We must accept that not all students are engaged at all times. However, it is important to keep everyone as engaged as possible. Engagement is key to making learning a success.
One way to measure student engagement in your classroom is through self-reporting. This is easy to administer, practical, and has a very low cost. This is a great way to assess students’ perceptions that may not be observable or necessarily align with compliance. This method can be used with large and diverse groups of students.
A great way to measure behavioral engagement is to ask your students questions about how much attention they had to use for a specific assignment, and how much effort it took. Ask about their levels of persistence and preparation for the class.

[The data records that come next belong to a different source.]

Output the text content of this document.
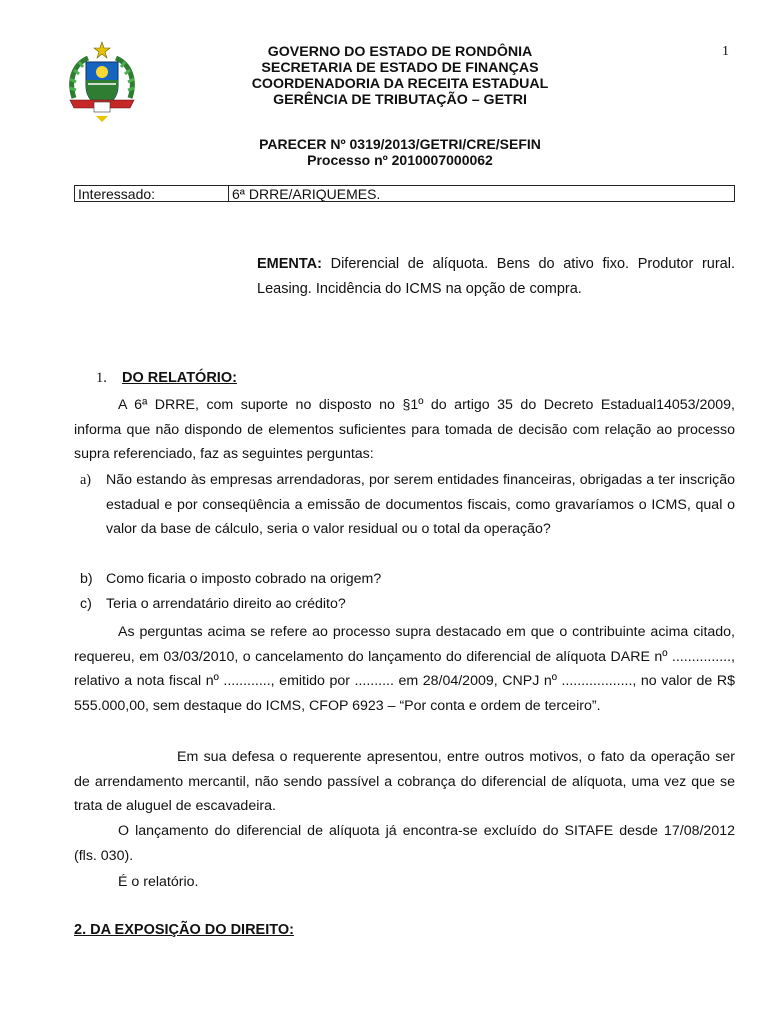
GOVERNO DO ESTADO DE RONDÔNIA
SECRETARIA DE ESTADO DE FINANÇAS
COORDENADORIA DA RECEITA ESTADUAL
GERÊNCIA DE TRIBUTAÇÃO – GETRI
1
PARECER Nº 0319/2013/GETRI/CRE/SEFIN
Processo nº 2010007000062
Interessado:	6ª DRRE/ARIQUEMES.
EMENTA: Diferencial de alíquota. Bens do ativo fixo. Produtor rural. Leasing. Incidência do ICMS na opção de compra.
1. DO RELATÓRIO:
A 6ª DRRE, com suporte no disposto no §1º do artigo 35 do Decreto Estadual14053/2009, informa que não dispondo de elementos suficientes para tomada de decisão com relação ao processo supra referenciado, faz as seguintes perguntas:
a) Não estando às empresas arrendadoras, por serem entidades financeiras, obrigadas a ter inscrição estadual e por conseqüência a emissão de documentos fiscais, como gravaríamos o ICMS, qual o valor da base de cálculo, seria o valor residual ou o total da operação?
b) Como ficaria o imposto cobrado na origem?
c) Teria o arrendatário direito ao crédito?
As perguntas acima se refere ao processo supra destacado em que o contribuinte acima citado, requereu, em 03/03/2010, o cancelamento do lançamento do diferencial de alíquota DARE nº ..............., relativo a nota fiscal nº ............, emitido por .......... em 28/04/2009, CNPJ nº .................., no valor de R$ 555.000,00, sem destaque do ICMS, CFOP 6923 – “Por conta e ordem de terceiro”.
Em sua defesa o requerente apresentou, entre outros motivos, o fato da operação ser de arrendamento mercantil, não sendo passível a cobrança do diferencial de alíquota, uma vez que se trata de aluguel de escavadeira.
O lançamento do diferencial de alíquota já encontra-se excluído do SITAFE desde 17/08/2012 (fls. 030).
É o relatório.
2. DA EXPOSIÇÃO DO DIREITO:
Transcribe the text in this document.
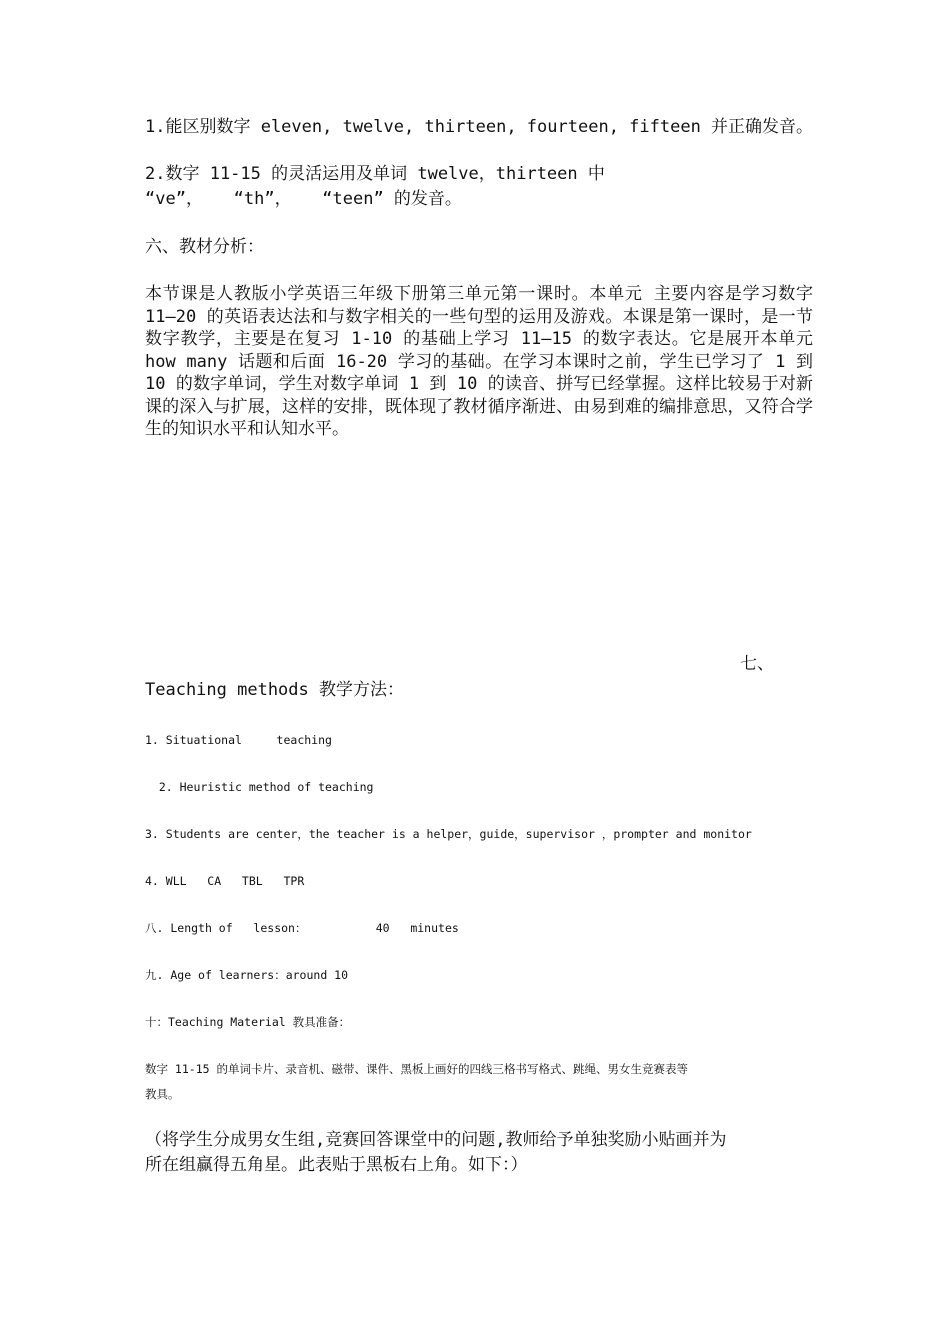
1.能区别数字 eleven, twelve, thirteen, fourteen, fifteen 并正确发音。
2.数字 11-15 的灵活运用及单词 twelve，thirteen 中
“ve”，   “th”，   “teen” 的发音。
六、教材分析：
本节课是人教版小学英语三年级下册第三单元第一课时。本单元 主要内容是学习数字 11—20 的英语表达法和与数字相关的一些句型的运用及游戏。本课是第一课时，是一节数字教学，主要是在复习 1-10 的基础上学习 11—15 的数字表达。它是展开本单元 how many 话题和后面 16-20 学习的基础。在学习本课时之前，学生已学习了 1 到 10 的数字单词，学生对数字单词 1 到 10 的读音、拼写已经掌握。这样比较易于对新课的深入与扩展，这样的安排，既体现了教材循序渐进、由易到难的编排意思，又符合学生的知识水平和认知水平。
七、
Teaching methods 教学方法：
1. Situational     teaching
2. Heuristic method of teaching
3. Students are center，the teacher is a helper，guide，supervisor ，prompter and monitor
4. WLL   CA   TBL   TPR
八. Length of   lesson：          40   minutes
九. Age of learners：around 10
十：Teaching Material 教具准备：
数字 11-15 的单词卡片、录音机、磁带、课件、黑板上画好的四线三格书写格式、跳绳、男女生竞赛表等
教具。
（将学生分成男女生组,竞赛回答课堂中的问题,教师给予单独奖励小贴画并为
所在组赢得五角星。此表贴于黑板右上角。如下：）
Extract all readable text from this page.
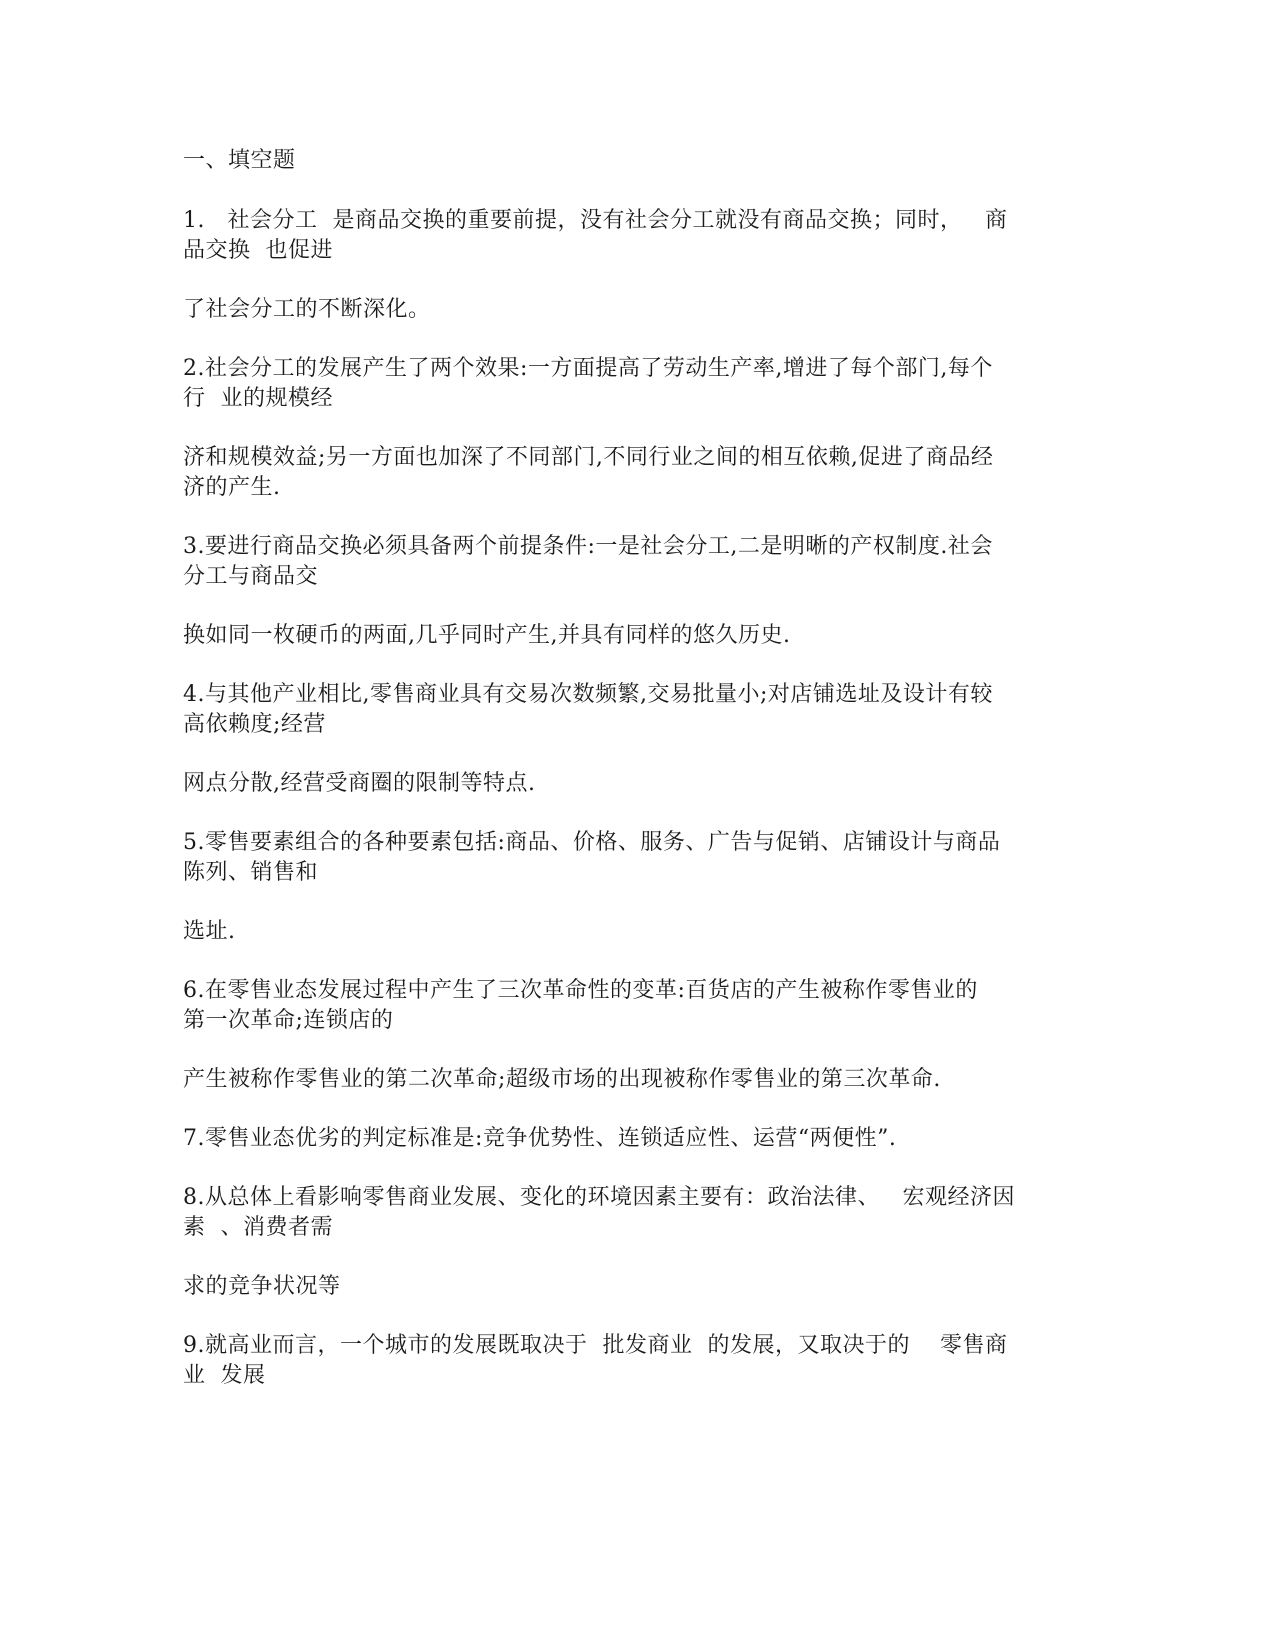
一、填空题

1.   社会分工  是商品交换的重要前提，没有社会分工就没有商品交换；同时，   商
品交换  也促进

了社会分工的不断深化。

2.社会分工的发展产生了两个效果:一方面提高了劳动生产率,增进了每个部门,每个
行  业的规模经

济和规模效益;另一方面也加深了不同部门,不同行业之间的相互依赖,促进了商品经
济的产生.

3.要进行商品交换必须具备两个前提条件:一是社会分工,二是明晰的产权制度.社会
分工与商品交

换如同一枚硬币的两面,几乎同时产生,并具有同样的悠久历史.

4.与其他产业相比,零售商业具有交易次数频繁,交易批量小;对店铺选址及设计有较
高依赖度;经营

网点分散,经营受商圈的限制等特点.

5.零售要素组合的各种要素包括:商品、价格、服务、广告与促销、店铺设计与商品
陈列、销售和

选址.

6.在零售业态发展过程中产生了三次革命性的变革:百货店的产生被称作零售业的
第一次革命;连锁店的

产生被称作零售业的第二次革命;超级市场的出现被称作零售业的第三次革命.

7.零售业态优劣的判定标准是:竞争优势性、连锁适应性、运营“两便性”.

8.从总体上看影响零售商业发展、变化的环境因素主要有：政治法律、   宏观经济因
素  、消费者需

求的竞争状况等

9.就高业而言，一个城市的发展既取决于  批发商业  的发展，又取决于的    零售商
业  发展
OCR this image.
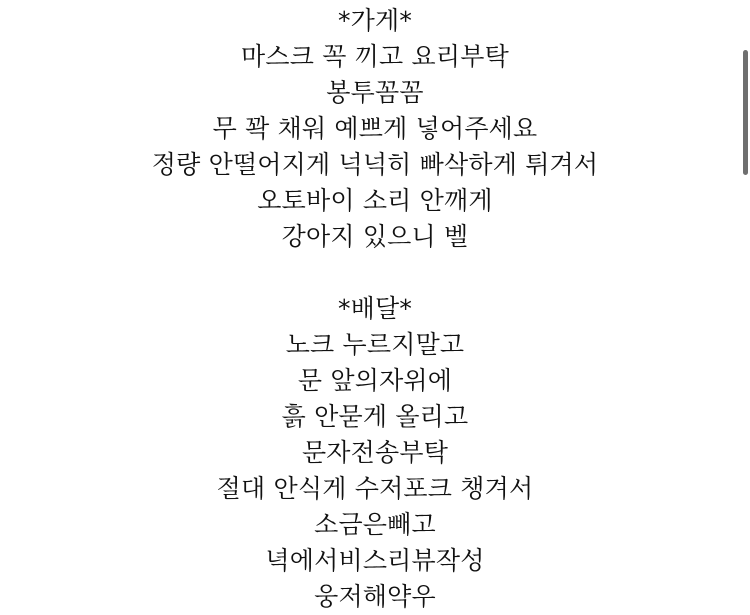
*가게*
마스크 꼭 끼고 요리부탁
봉투꼼꼼
무 꽉 채워 예쁘게 넣어주세요
정량 안떨어지게 넉넉히 빠삭하게 튀겨서
오토바이 소리 안깨게
강아지 있으니 벨
*배달*
노크 누르지말고
문 앞의자위에
흙 안묻게 올리고
문자전송부탁
절대 안식게 수저포크 챙겨서
소금은빼고
녁에서비스리뷰작성
웅저해약우
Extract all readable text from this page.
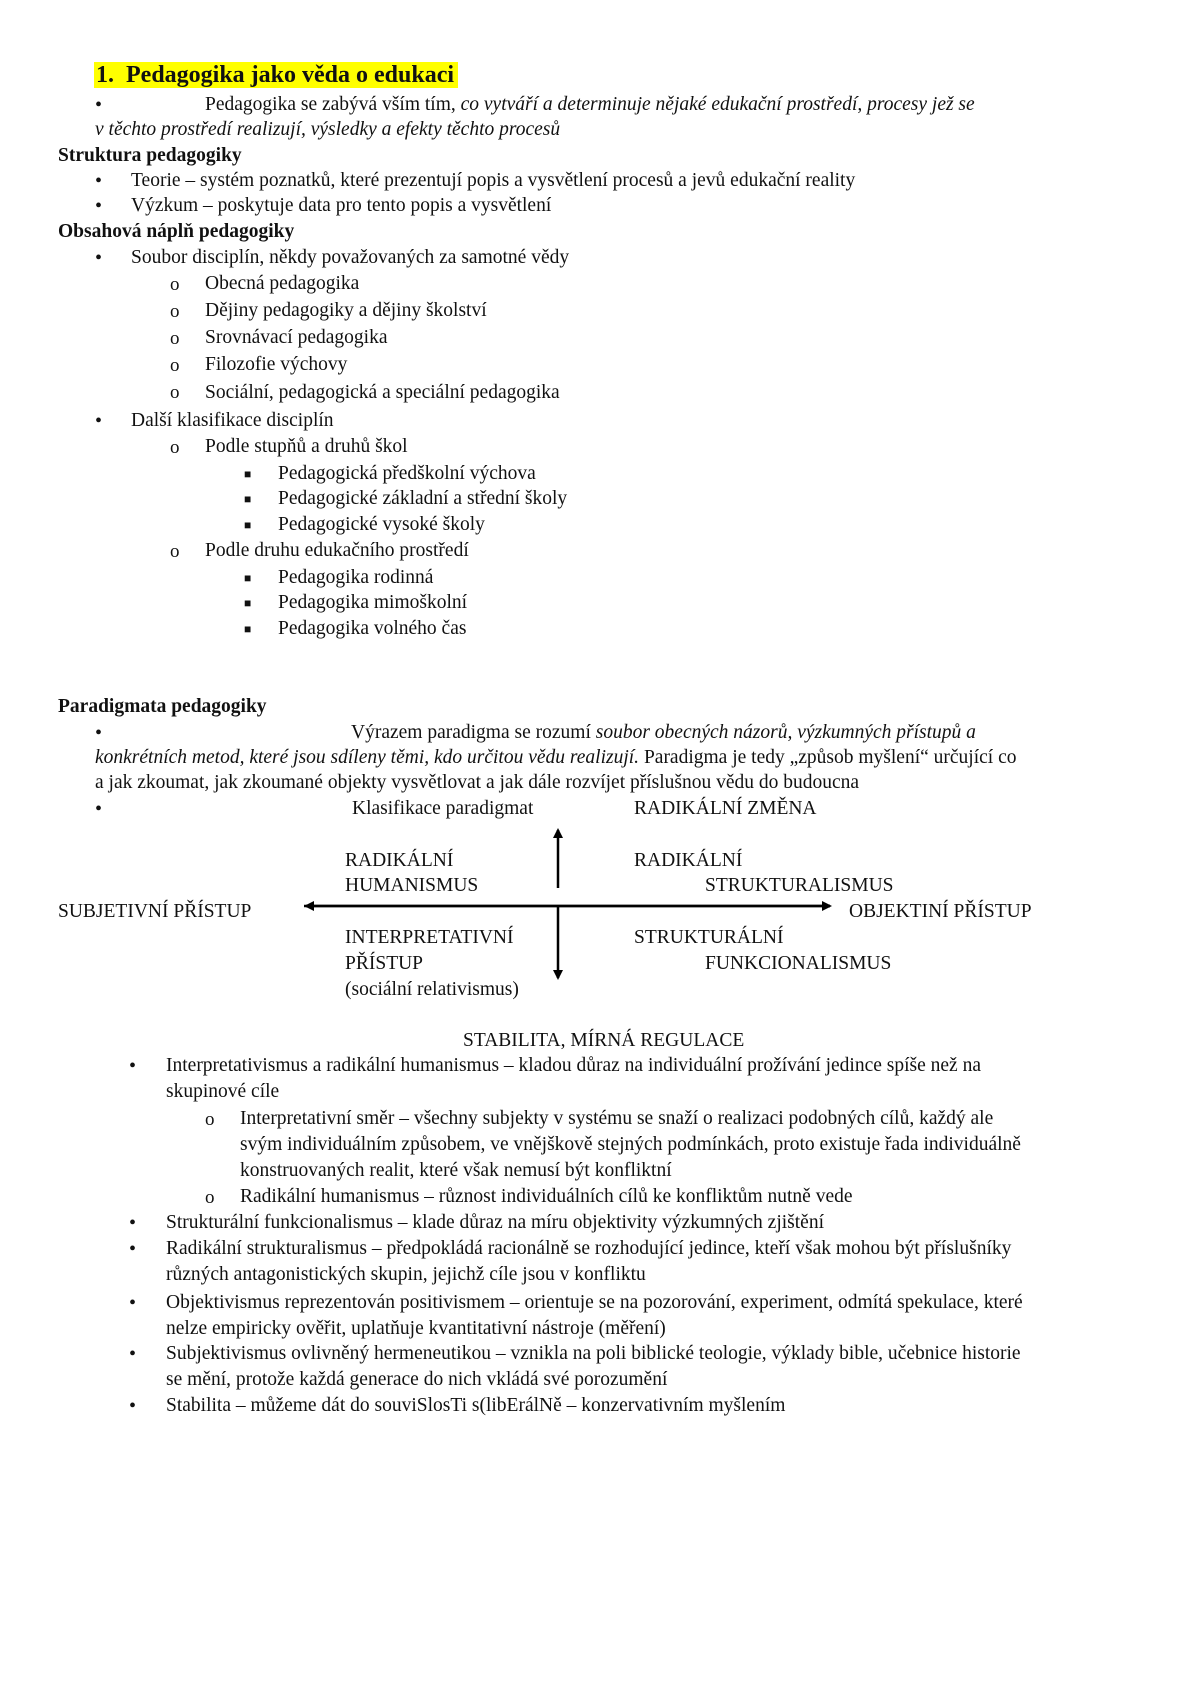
1. Pedagogika jako věda o edukaci
•	Pedagogika se zabývá vším tím, co vytváří a determinuje nějaké edukační prostředí, procesy jež se
v těchto prostředí realizují, výsledky a efekty těchto procesů
Struktura pedagogiky
• Teorie – systém poznatků, které prezentují popis a vysvětlení procesů a jevů edukační reality
• Výzkum – poskytuje data pro tento popis a vysvětlení
Obsahová náplň pedagogiky
• Soubor disciplín, někdy považovaných za samotné vědy
o Obecná pedagogika
o Dějiny pedagogiky a dějiny školství
o Srovnávací pedagogika
o Filozofie výchovy
o Sociální, pedagogická a speciální pedagogika
• Další klasifikace disciplín
o Podle stupňů a druhů škol
■ Pedagogická předškolní výchova
■ Pedagogické základní a střední školy
■ Pedagogické vysoké školy
o Podle druhu edukačního prostředí
■ Pedagogika rodinná
■ Pedagogika mimoškolní
■ Pedagogika volného čas
Paradigmata pedagogiky
•	Výrazem paradigma se rozumí soubor obecných názorů, výzkumných přístupů a
konkrétních metod, které jsou sdíleny těmi, kdo určitou vědu realizují. Paradigma je tedy „způsob myšlení“ určující co
a jak zkoumat, jak zkoumané objekty vysvětlovat a jak dále rozvíjet příslušnou vědu do budoucna
•	Klasifikace paradigmat	RADIKÁLNÍ ZMĚNA
RADIKÁLNÍ
HUMANISMUS
RADIKÁLNÍ
STRUKTURALISMUS
SUBJETIVNÍ PŘÍSTUP	OBJEKTINÍ PŘÍSTUP
INTERPRETATIVNÍ
PŘÍSTUP
(sociální relativismus)
STRUKTURÁLNÍ
FUNKCIONALISMUS
STABILITA, MÍRNÁ REGULACE
• Interpretativismus a radikální humanismus – kladou důraz na individuální prožívání jedince spíše než na
skupinové cíle
o Interpretativní směr – všechny subjekty v systému se snaží o realizaci podobných cílů, každý ale
svým individuálním způsobem, ve vnějškově stejných podmínkách, proto existuje řada individuálně
konstruovaných realit, které však nemusí být konfliktní
o Radikální humanismus – různost individuálních cílů ke konfliktům nutně vede
• Strukturální funkcionalismus – klade důraz na míru objektivity výzkumných zjištění
• Radikální strukturalismus – předpokládá racionálně se rozhodující jedince, kteří však mohou být příslušníky
různých antagonistických skupin, jejichž cíle jsou v konfliktu
• Objektivismus reprezentován positivismem – orientuje se na pozorování, experiment, odmítá spekulace, které
nelze empiricky ověřit, uplatňuje kvantitativní nástroje (měření)
• Subjektivismus ovlivněný hermeneutikou – vznikla na poli biblické teologie, výklady bible, učebnice historie
se mění, protože každá generace do nich vkládá své porozumění
• Stabilita – můžeme dát do souviSlosTi s(libErálNě – konzervativním myšlením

Emotional engagement can also be measured by asking your students specific questions. Align these to focus on the emotions they experienced at school, as well as with the specific task. What were their levels of enjoyment and/or boredom? Did they feel there was value in the time they spent on the assignment?
Next, we have cognitive engagement. Ask your students about the task design and content itself. What challenges did they face with the task? What about success?
Another great way to measure student engagement is to use a Likert Response Scale. Set this between 3-5 points, and consider using numeric ratings, word ratings, or even emoticons/emojis.
When you are acquiring feedback from your students, make the process easy for students to complete and administer these questions periodically. Remember that these are non-evaluative for students and that you are asking because you want honest answers. Fear of retribution can skew your data, so make your students aware that this is non-punitive.
Now that you have all of this data, where do you go from here?
Review the feedback with teaching stakeholders. Show aggregated data to your students and allow discussion and reflection. Be explicit when changing a practice or when making decisions based on feedback. Acknowledge when instructional design does not align with student feedback and explain why.